Comparing America’s system to China’s, like apples to oranges, may not yield all that many insights. It is more instructive, perhaps, to look at how another democracy rooted in the same frontier, individualist culture as the U.S. has fared during the pandemic — and thus, by example, suggest how Americans might escape the ongoing polarization that threatens to undermine Biden’s recovery efforts and hinder administrative performance.
In Noema this week, Nicolas Berggruen does just that, reflecting on how Australia has so effectively coped with the COVID pandemic, suffering only 910 deaths while maintaining economic momentum and opening up well ahead of the rest of the West.
“These were all largely possible,” writes Berggruen, “because Australia seems to possess what America lacks: the trust of citizens in their government, particularly at the local level.” In fact, Australians’ trust in their government has actually increased during the pandemic. In a July 2020 poll, a whopping 80% said they trusted the authorities.
He goes on: “The kind of ‘Live free or die’ distrust of authority, polarized politicization of the pandemic and widespread resistance to sensible public health mandates that appeared in the U.S. never materialized in Australia. Despite priding themselves on their carefree, rebellious nature, in truth Australians by and large are far more tractable than Americans. A culture of compliance exists there that is absent in the U.S.”
Berggruen cites one Australian columnist who convincingly captured the national character down under: “Our whole history is one of reliance on the state, heightened regulation and mass compliance. So, we were the first nation to make seatbelts compulsory in cars. We’re one of extremely few to make bicycle helmets compulsory. We were early adopters of mandatory breath tests for motorists. We have extensive prohibitions on smoking in public places, including vast outdoor ones. … We’re the only English-speaking country to make voting compulsory. … I’d venture that every one of these measures, from compulsory voting to bicycle helmets, is wildly popular here. In general, we’d argue they’re common sense and regard critics of them as unreasonably ideological.”

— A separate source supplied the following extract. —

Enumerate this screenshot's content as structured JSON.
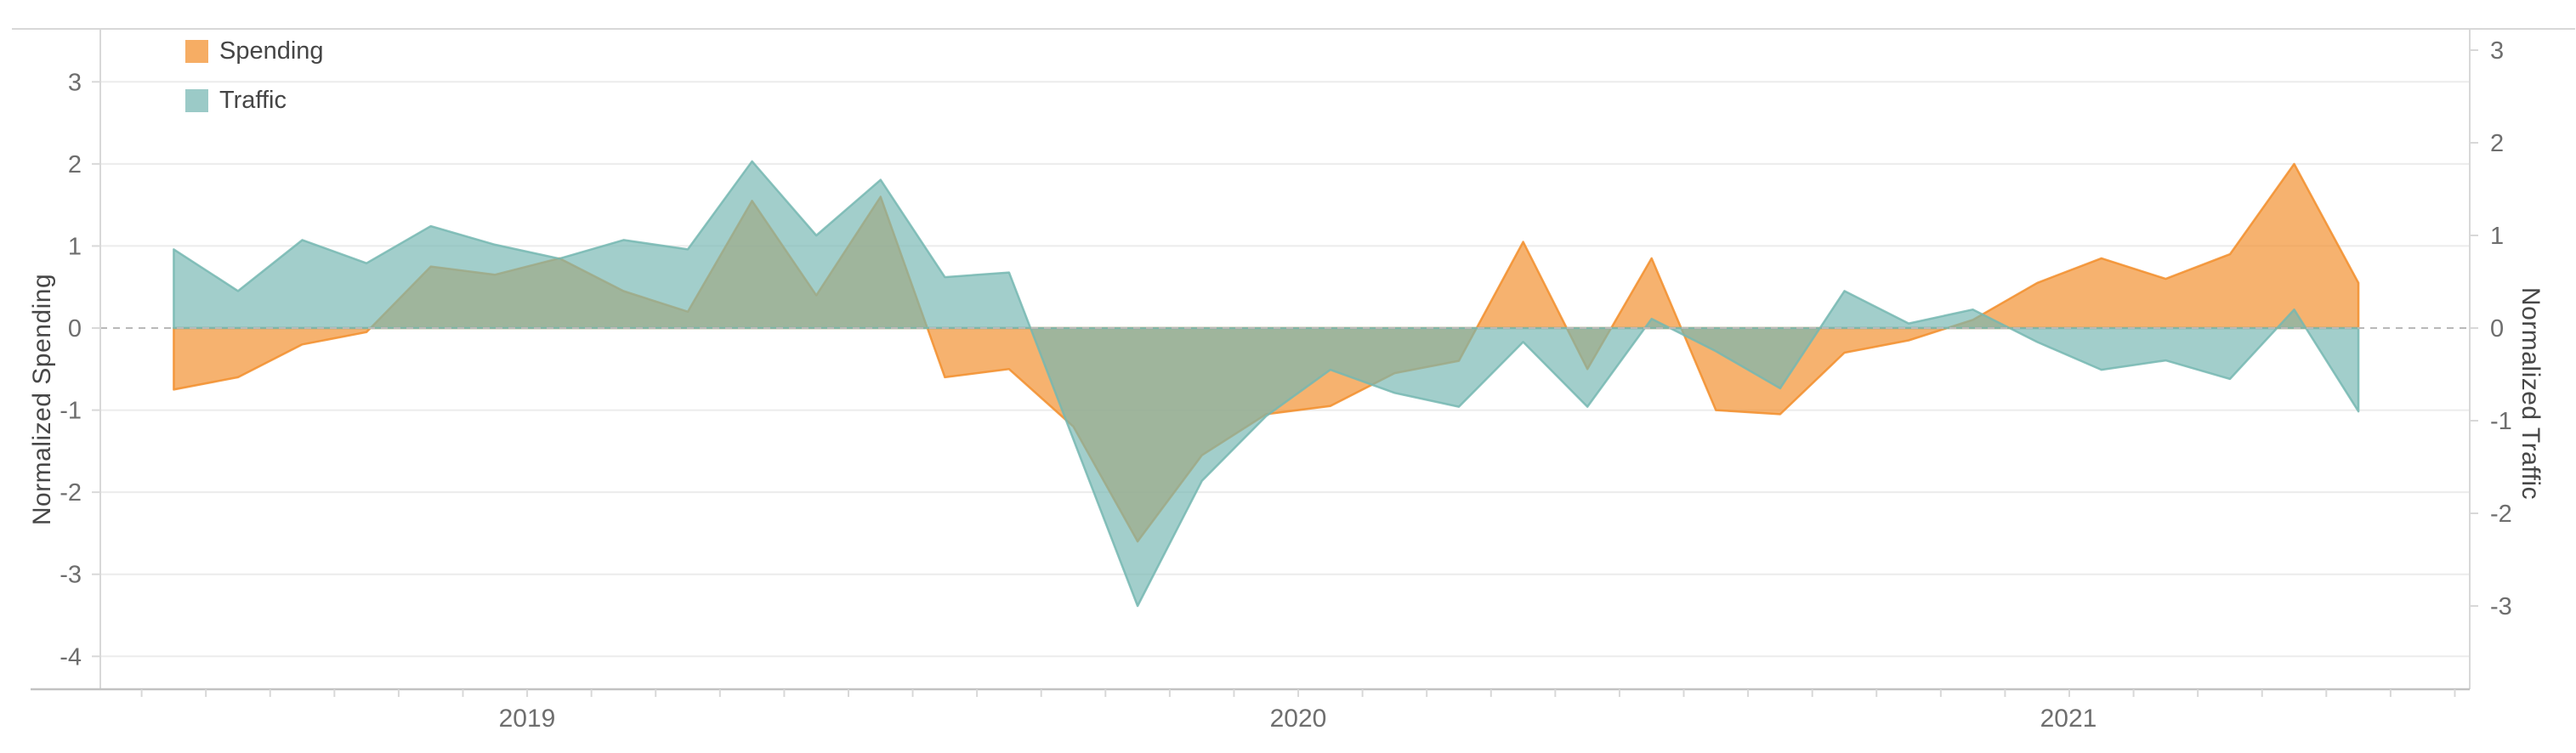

This last point is the key one for Berggruen. He concludes: “The concept of individual freedom will always remain diametrically opposed to the ideal of the greater good embodied in active government if frozen into rigid ideological dogma. Government is not always the problem, nor is it always the solution. Similarly, individual freedom is not always the be-all and end-all, especially in a pandemic caused by respiratory contagion when one’s right to breathe freely entails illness and death for others.

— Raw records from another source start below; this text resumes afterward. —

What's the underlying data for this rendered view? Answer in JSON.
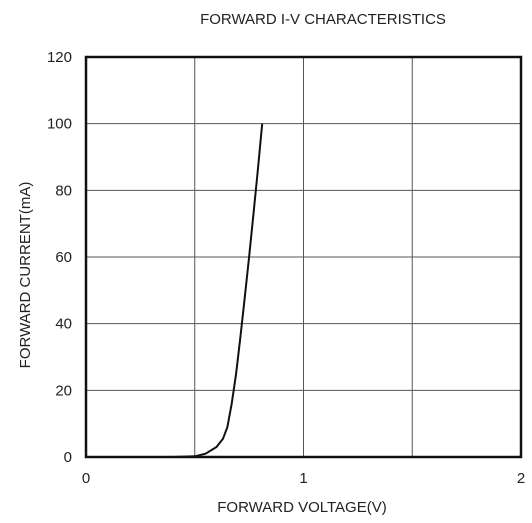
{
  "chart_data": {
    "type": "line",
    "title": "FORWARD I-V CHARACTERISTICS",
    "xlabel": "FORWARD VOLTAGE(V)",
    "ylabel": "FORWARD CURRENT(mA)",
    "xlim": [
      0,
      2
    ],
    "ylim": [
      0,
      120
    ],
    "x_ticks": [
      "0",
      "1",
      "2"
    ],
    "y_ticks": [
      "0",
      "20",
      "40",
      "60",
      "80",
      "100",
      "120"
    ],
    "x_gridlines": [
      0.5,
      1.0,
      1.5
    ],
    "y_gridlines": [
      20,
      40,
      60,
      80,
      100
    ],
    "grid": true,
    "legend": "none",
    "series": [
      {
        "x": [
          0.0,
          0.4,
          0.5,
          0.55,
          0.6,
          0.63,
          0.65,
          0.67,
          0.69,
          0.71,
          0.73,
          0.75,
          0.77,
          0.79,
          0.81
        ],
        "y": [
          0,
          0,
          0.2,
          1,
          3,
          5.5,
          9,
          16,
          25,
          36,
          48,
          60,
          73,
          86,
          100
        ]
      }
    ],
    "colors": {
      "line": "#111111",
      "grid": "#555555",
      "frame": "#111111",
      "background": "#ffffff"
    }
  }
}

“Such a conundrum cannot be forever resolved by settling on abstract principles. But, as Australia has shown, principles must be pragmatically calibrated within the context of actual circumstances.”
To earn public allegiance once again, the big government Biden has sought to resurrect must perform, especially for all those who feel left behind and continue to fuel partisan rancor. Only effective performance can dispel the “unreasonably ideological” distrust that has taken root. Biden’s big bet on America rests entirely on that outcome.